I've been pondering the variable (or random) interval schedule,
constant-probability type, looking for a way to express the average
relationship between behavior rate and reinforcement rate. The purpose
is to see whether the same "matching" problem occurs with the VI
schedule as with the FR schedule.

It's obvious that at very low behavior rates, the reinforcement rate
will be proportional to behavior rate, and that at very high behavior
rates the reinforcement rate will tend to a constant value. I sort of
guessed that the relationship might be of the form r = 1 - exp(-ab), but
trying to work that out from basic principles has overtaxed my feeble
math neurons. So I simulated it last night, varying the behavior rate
and accumulating reinforcer in a leaky integrator just as in the
varint.pas model, thus:

···

-----------------------------------------------------------------------
program testvi;

uses dos, crt,graph;

var
enabled: boolean;
timer,time0,x,j: integer;
i: longint;
q,frequency: real;
clock: longint;
k,graphdriver,graphmode,maxx,maxy: integer;
ch: char;

procedure setgraphics;
begin
clrscr;
graphdriver := 0; graphmode := 0;
detectgraph(graphdriver,graphmode);
initgraph(graphdriver,graphmode,'');
graphmode := getmaxmode;
setgraphmode(graphmode);
maxx := getmaxx; maxy := getmaxy;
clearviewport;
end;

begin
k := 100;
setgraphics;
for j := 1 to 100 do
begin
  frequency := 0.0003*j;
  time0 := round(1.0/frequency);
  clock := 0; q := 0.0; timer := time0;
  for i := 0 to 200000 do
  begin
   if not enabled then enabled := random(10000) < k;
   dec(timer);
   if timer <= 0 then
    begin
     timer := time0;
     if enabled then
     begin
      q := q + 1.0;
      enabled := false;
     end;
    end;
   q := q * (1 - 3e-5);
   if (clock mod 1000) = 0 then
    putpixel(5*j,maxy - round(q),white);
   inc(clock);
  end;
  time0 := 2 * time0;
end;
ch := readkey;
closegraph;
end.

This is slow because for each behavior frequency (indexed by j) the
program waits long enough for the accumulated reinforcer q to come to
equilibrium with the decay rate. The reward size is set at 1.0. Go have
a cup of coffee and let it run. The result is a bar chart, which does
indeed seem to have the form r = 1 - exp(-ab) where r and b are
reinforcement and behavior rates and a is a constant that depends on the
probability per unit time of enabling the key (I think it is 1 minus
that probability). Perhaps someone else can use this hint to work out
the proof.

Seeing this underlying form of the relationship between response rate
and reinforcement rate for constant-probability VI schedules makes me
wonder whether matching can be a real phenomenon. With the large amount
of noise that is superimposed on the data by the randomness in the
schedule, noise which increases at the higher behavior rates, it would
seem very difficult to determine whether matching did in fact occur
according to the given formula. If we substitute the underlying
relationship above for the random schedule, the matching law would take
the form

               b1 ? 1 - exp(-a1*b1)
           ----------- = -----------------------------------
             b1 + b2 (1 - exp(-a1*b1)) + (1 - exp(-a2*b2)
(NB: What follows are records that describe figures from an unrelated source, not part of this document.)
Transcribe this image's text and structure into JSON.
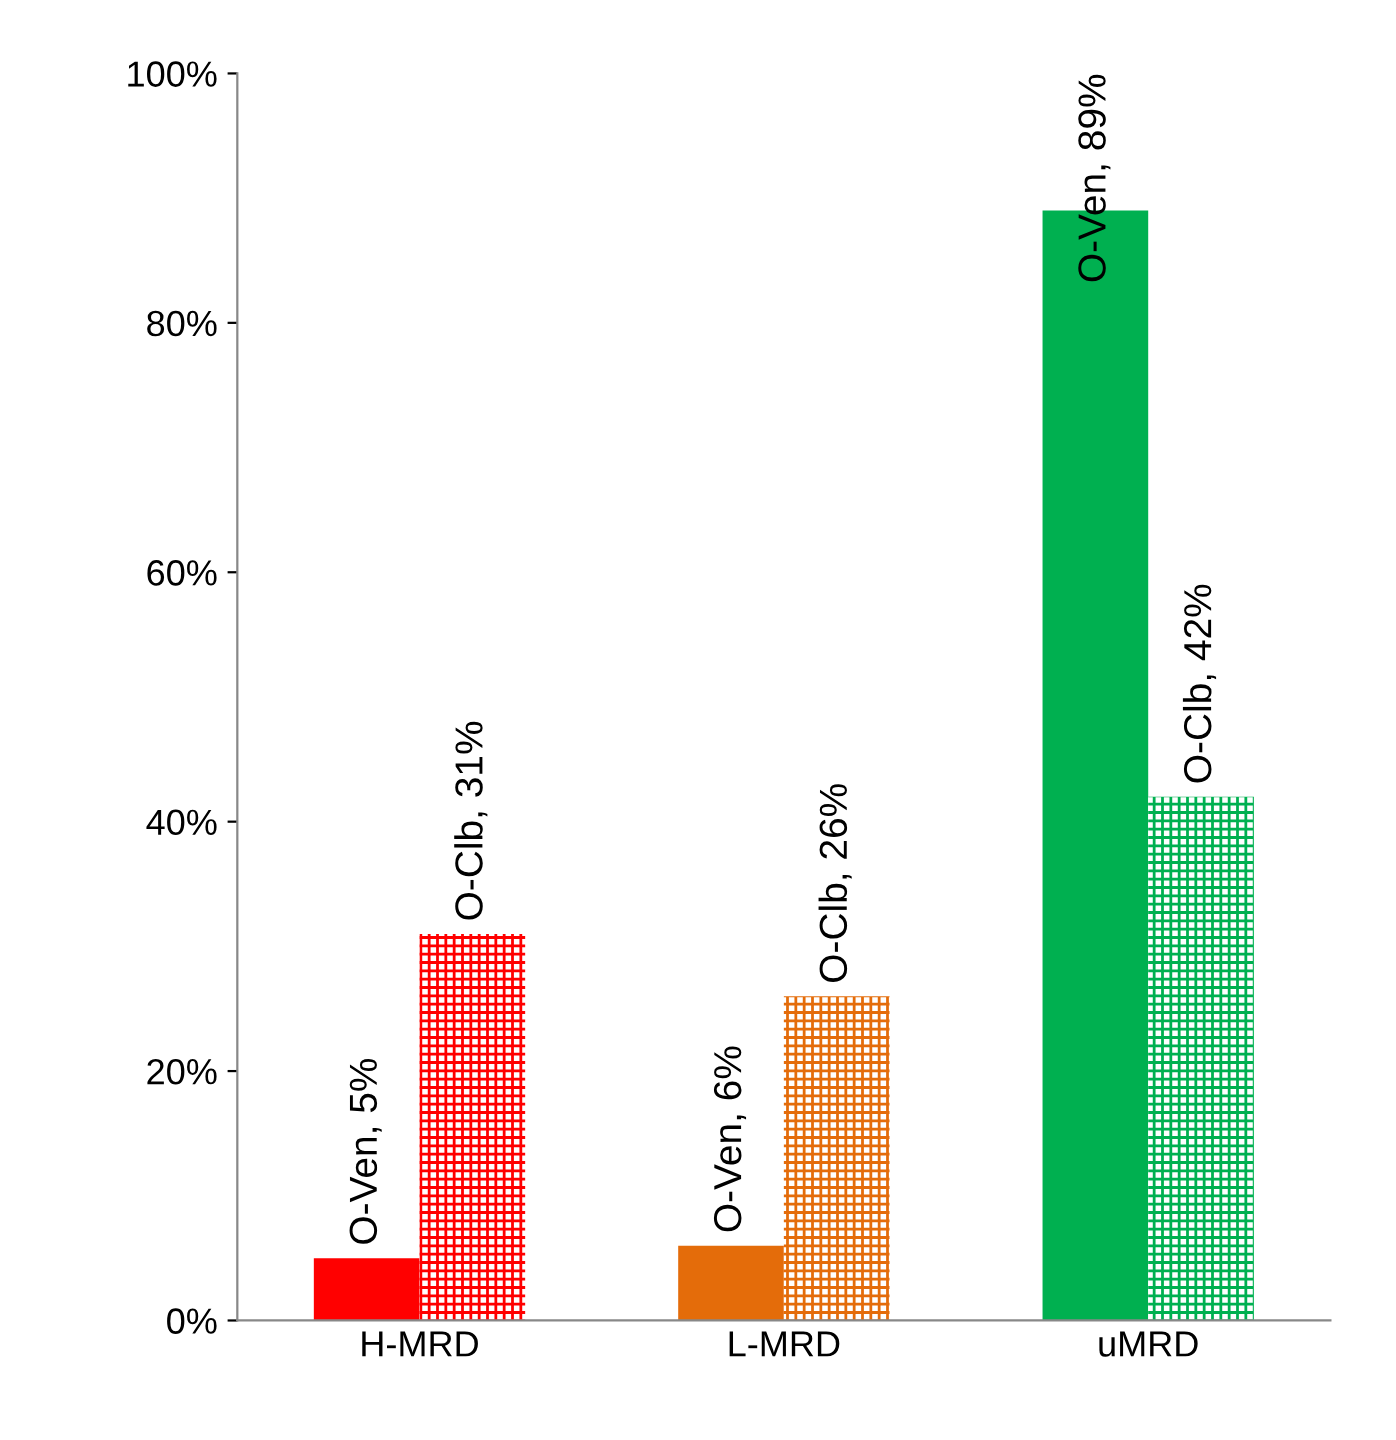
{
  "chart_data": {
    "type": "bar",
    "categories": [
      "H-MRD",
      "L-MRD",
      "uMRD"
    ],
    "series": [
      {
        "colors": [
          "#ff0000",
          "#e46c0a",
          "#00b050"
        ],
        "values": [
          5,
          6,
          89
        ],
        "value_labels": [
          "O-Ven, 5%",
          "O-Ven, 6%",
          "O-Ven, 89%"
        ]
      },
      {
        "colors": [
          "#ff0000",
          "#e46c0a",
          "#00b050"
        ],
        "values": [
          31,
          26,
          42
        ],
        "value_labels": [
          "O-Clb, 31%",
          "O-Clb, 26%",
          "O-Clb, 42%"
        ]
      }
    ],
    "ylim": [
      0,
      100
    ],
    "yticks": [
      {
        "value": 0,
        "label": "0%"
      },
      {
        "value": 20,
        "label": "20%"
      },
      {
        "value": 40,
        "label": "40%"
      },
      {
        "value": 60,
        "label": "60%"
      },
      {
        "value": 80,
        "label": "80%"
      },
      {
        "value": 100,
        "label": "100%"
      }
    ],
    "grid": false,
    "legend": false
  }
}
Is there any a priori reason to think this relationship might hold true
universally? Is it even possible for it to hold true universally, for
any pair of values a1 and a2? Reduced to minimum terms, it says

             b1 ? b2
        ------------ = ----------------
       1 - exp(-a1*b1) 1 - exp(-a2*b2)

I can't solve this. But it doesn't seem possible that for any pair of
values a1 and a2 (which are determined by the probabilities on the two
schedules) the equality above should hold true. My suspicion is that the
only solution is a1 = a2 and b1 = b2, and that for all other
combinations the proposed equality is not true.

This problem is entirely analogous to the problem with the FR schedule,
where the setting of the apparatus enforces the equality r = b/m, with r
being the reinforcement rate, b the behavior rate, and m the number of
presses per reinforcement delivery. Put in the same reduced form, the
matching law for FR schedules says

          b1 b2
        ------- = -------
         b1/m1 b2/m2

Which reduces to

          m1 = m2.

So for FR schedules, there is only one condition under which the
matching law can hold true: the case where the schedules are the same. I

suspect that this will also be true of the matching law for VI
schedules.
------------------------------------
Note that given only the equation for the feedback function, there is
nothing to fix the rate of reinforcement because there is nothing to fix
the rate of behavior, and reinforcement depends on behavior according to
some fixed rule. The control system model introduces a second equation,
stating that b = f(r,r*). Now fixing the reference level r* fixes both
the behavior rate and the reinforcement rate.
-------------------------------------
I've already said how I would approach this problem: start with simple
one-key FR schedules, match a control-system model to specific behaviors
of specific animals, and then try to predict how those animals will
behave under other kinds of schedules, using the same model. And then
tackle the 2-key situation to see what has to be added. Using schedules
with a random component, it seems to me, just makes the job of measuring
model parameters harder, for no compelling reason. Also, it tends to
disguise the failure of hypotheses like the matching law, by putting us
back into the situation that psychology has been in for so long: trying
to extract regular information from signals buried in large amounts of
noise.
----------------------------------------------------------------------
Best,

Bill P.